Отыграли практически внеплановой концерт. Предварительно наш репертуар выглядел следующим образом: «Ковчег», «Ищу», «Незнакомка», «Когда идёт дождь», «Старый дом», «Моя любовь», «Франсуаза», «Дорога», и, конечно же, «Посвящение» на мои стихи и музыку Валентина. Ну и необходимый довесок в виде «И вновь продолжается бой» и «Мой адрес – Советский Союз». Вот тебе и готовая программа!

Была мысль захватить полушансонную «Проводницу», но это нужно подключать Ладу Касаткину, к тому же для обычного ВИА, решившего не позиционировать специализацию лидера, две песни о железной дороге – небольшой перебор. Надеюсь, Лада не слишком расстроится, она тогда один раз с нами и мелькнула с этой песней, а в силу скромности характера на меня заискивающе не смотрела.
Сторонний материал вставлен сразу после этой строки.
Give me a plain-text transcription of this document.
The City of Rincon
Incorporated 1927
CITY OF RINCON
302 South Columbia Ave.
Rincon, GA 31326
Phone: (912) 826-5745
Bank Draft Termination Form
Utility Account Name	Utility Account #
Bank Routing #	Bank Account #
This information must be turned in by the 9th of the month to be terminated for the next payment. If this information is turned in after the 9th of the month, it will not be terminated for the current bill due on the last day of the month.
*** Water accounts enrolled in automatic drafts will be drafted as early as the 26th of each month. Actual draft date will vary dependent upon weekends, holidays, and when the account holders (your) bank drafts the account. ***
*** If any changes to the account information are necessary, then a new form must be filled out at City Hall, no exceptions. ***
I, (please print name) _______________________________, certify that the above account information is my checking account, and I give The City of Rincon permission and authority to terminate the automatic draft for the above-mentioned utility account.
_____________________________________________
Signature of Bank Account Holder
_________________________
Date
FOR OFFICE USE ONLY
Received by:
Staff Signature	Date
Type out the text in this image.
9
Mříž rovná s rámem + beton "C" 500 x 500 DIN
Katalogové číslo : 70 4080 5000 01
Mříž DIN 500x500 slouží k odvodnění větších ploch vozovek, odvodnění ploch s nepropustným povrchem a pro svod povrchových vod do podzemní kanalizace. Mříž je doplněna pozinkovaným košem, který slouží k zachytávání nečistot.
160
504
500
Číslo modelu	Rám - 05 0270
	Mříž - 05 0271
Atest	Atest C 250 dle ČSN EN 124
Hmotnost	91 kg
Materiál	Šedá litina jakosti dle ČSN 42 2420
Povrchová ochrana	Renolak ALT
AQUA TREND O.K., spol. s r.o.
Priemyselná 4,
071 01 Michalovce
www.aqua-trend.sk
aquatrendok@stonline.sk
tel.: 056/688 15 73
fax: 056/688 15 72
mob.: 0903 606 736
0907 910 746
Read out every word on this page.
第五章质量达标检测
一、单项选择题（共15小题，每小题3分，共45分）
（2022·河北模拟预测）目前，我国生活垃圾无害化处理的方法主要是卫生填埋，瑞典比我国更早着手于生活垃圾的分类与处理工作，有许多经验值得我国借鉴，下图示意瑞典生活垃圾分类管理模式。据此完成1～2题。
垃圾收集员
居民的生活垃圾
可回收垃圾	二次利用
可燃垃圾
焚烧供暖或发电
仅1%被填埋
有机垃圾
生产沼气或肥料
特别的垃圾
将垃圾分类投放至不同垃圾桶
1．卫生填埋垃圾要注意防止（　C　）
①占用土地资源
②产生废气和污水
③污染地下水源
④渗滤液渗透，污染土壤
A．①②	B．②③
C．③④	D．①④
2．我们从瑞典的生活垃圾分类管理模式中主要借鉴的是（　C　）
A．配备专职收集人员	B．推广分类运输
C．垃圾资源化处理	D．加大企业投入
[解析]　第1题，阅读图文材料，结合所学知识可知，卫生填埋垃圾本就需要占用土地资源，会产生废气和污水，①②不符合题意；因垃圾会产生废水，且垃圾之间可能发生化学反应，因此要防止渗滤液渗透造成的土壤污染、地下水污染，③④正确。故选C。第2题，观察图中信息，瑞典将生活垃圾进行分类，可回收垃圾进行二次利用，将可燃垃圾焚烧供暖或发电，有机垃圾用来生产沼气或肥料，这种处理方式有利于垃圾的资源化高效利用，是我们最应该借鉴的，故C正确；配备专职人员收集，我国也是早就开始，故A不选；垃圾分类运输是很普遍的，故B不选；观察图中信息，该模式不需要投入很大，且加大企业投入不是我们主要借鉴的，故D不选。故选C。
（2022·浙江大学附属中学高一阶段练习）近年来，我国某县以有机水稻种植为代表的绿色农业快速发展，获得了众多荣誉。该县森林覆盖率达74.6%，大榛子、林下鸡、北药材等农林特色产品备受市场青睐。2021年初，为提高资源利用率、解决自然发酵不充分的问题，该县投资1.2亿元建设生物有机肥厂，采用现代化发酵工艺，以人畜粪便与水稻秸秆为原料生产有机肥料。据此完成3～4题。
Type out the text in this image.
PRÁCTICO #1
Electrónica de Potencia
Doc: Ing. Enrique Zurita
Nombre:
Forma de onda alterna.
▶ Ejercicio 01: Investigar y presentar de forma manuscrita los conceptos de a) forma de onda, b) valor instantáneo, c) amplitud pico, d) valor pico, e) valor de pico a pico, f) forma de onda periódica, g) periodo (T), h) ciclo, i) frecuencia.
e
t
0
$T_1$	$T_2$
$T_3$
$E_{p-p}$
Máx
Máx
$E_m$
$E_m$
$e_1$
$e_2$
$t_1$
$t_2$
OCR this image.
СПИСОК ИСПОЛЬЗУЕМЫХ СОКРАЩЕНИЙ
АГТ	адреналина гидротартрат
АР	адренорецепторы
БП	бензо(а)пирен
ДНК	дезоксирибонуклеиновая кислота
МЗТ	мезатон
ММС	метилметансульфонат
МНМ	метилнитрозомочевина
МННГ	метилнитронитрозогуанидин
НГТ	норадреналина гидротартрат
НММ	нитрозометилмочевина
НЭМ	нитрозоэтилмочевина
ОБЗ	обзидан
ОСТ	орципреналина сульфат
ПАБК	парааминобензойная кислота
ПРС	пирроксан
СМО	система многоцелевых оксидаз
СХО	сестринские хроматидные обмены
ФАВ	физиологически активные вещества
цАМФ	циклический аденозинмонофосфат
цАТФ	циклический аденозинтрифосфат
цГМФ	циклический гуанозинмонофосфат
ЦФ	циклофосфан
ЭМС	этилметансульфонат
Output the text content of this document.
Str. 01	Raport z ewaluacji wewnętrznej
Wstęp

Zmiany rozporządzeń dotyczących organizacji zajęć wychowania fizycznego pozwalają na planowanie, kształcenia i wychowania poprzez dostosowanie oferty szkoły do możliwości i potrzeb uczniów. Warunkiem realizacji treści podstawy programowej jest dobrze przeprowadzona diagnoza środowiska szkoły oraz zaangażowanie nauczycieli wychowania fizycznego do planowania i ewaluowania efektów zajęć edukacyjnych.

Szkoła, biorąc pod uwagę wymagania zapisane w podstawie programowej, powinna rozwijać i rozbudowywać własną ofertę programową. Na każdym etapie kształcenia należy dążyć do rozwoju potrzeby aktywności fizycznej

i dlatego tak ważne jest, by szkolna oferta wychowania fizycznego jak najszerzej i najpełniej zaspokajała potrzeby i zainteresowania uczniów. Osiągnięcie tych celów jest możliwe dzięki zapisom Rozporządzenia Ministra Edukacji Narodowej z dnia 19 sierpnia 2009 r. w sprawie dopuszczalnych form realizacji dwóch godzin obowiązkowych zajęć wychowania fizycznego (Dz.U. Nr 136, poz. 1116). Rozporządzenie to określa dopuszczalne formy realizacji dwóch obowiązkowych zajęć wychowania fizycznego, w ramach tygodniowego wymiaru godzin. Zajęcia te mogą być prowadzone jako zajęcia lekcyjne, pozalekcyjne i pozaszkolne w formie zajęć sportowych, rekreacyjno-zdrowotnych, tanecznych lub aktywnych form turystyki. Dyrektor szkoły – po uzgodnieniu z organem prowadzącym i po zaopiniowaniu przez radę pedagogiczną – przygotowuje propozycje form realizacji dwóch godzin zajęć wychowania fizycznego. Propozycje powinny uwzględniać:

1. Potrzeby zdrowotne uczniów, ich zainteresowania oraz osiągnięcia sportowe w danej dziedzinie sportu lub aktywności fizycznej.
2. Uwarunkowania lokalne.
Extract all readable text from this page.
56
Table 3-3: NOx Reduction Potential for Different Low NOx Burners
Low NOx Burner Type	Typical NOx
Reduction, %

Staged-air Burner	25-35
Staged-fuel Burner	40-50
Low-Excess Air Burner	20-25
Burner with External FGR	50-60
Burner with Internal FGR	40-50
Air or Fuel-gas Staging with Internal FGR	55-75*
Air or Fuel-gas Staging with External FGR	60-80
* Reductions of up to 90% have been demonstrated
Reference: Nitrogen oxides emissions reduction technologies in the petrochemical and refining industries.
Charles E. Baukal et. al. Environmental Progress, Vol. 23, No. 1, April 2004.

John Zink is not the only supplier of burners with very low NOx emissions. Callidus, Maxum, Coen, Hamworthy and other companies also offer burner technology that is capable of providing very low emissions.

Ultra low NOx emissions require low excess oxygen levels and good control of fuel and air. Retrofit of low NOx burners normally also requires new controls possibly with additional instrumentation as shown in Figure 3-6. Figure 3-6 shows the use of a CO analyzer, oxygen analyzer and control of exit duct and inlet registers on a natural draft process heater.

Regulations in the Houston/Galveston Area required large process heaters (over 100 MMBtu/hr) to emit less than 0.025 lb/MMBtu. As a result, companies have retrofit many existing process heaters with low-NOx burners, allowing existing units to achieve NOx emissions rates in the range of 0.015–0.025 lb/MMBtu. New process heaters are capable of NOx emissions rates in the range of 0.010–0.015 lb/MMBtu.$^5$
– Неплохо, неплохо, – одобрительно покивал Гольдберг, когда мы закончили. – Я бы, пожалуй, внёс местами кое-какие коррективы, но это как-нибудь в следующий раз, мне ещё до музыкальной школы надо успеть добраться.

Проводив Семёна Романовича, я поинтересовался у своих музыкантов:

– Ну что, ребятушки, как вам наш потенциальный художественный руководитель?

– Деятельный, сразу видно, – выпятил по-верблюжьи нижнюю губу Валентин. – Как говорит мой папа, будем посмотреть.

– Твой папа умный человек, зря не скажет, – с серьёзным видом подтвердил я. – А пока у меня к вам просьба. Сочинялась одна вещица, хочу Пугачёвой её показать, давайте попробуем записать хотя бы начерно?

– Что за вещица? – оживился народ.

– Сейчас я напою под гитару, а после уже попробуем с инструменталом. И запишем, зря я, что ли, магнитофон из дома тащил.

На этот вечер у меня было запланирован поход в кино с Ингой, но так удачно получилось, что, пока ещё был дома, позвонил Любушкин.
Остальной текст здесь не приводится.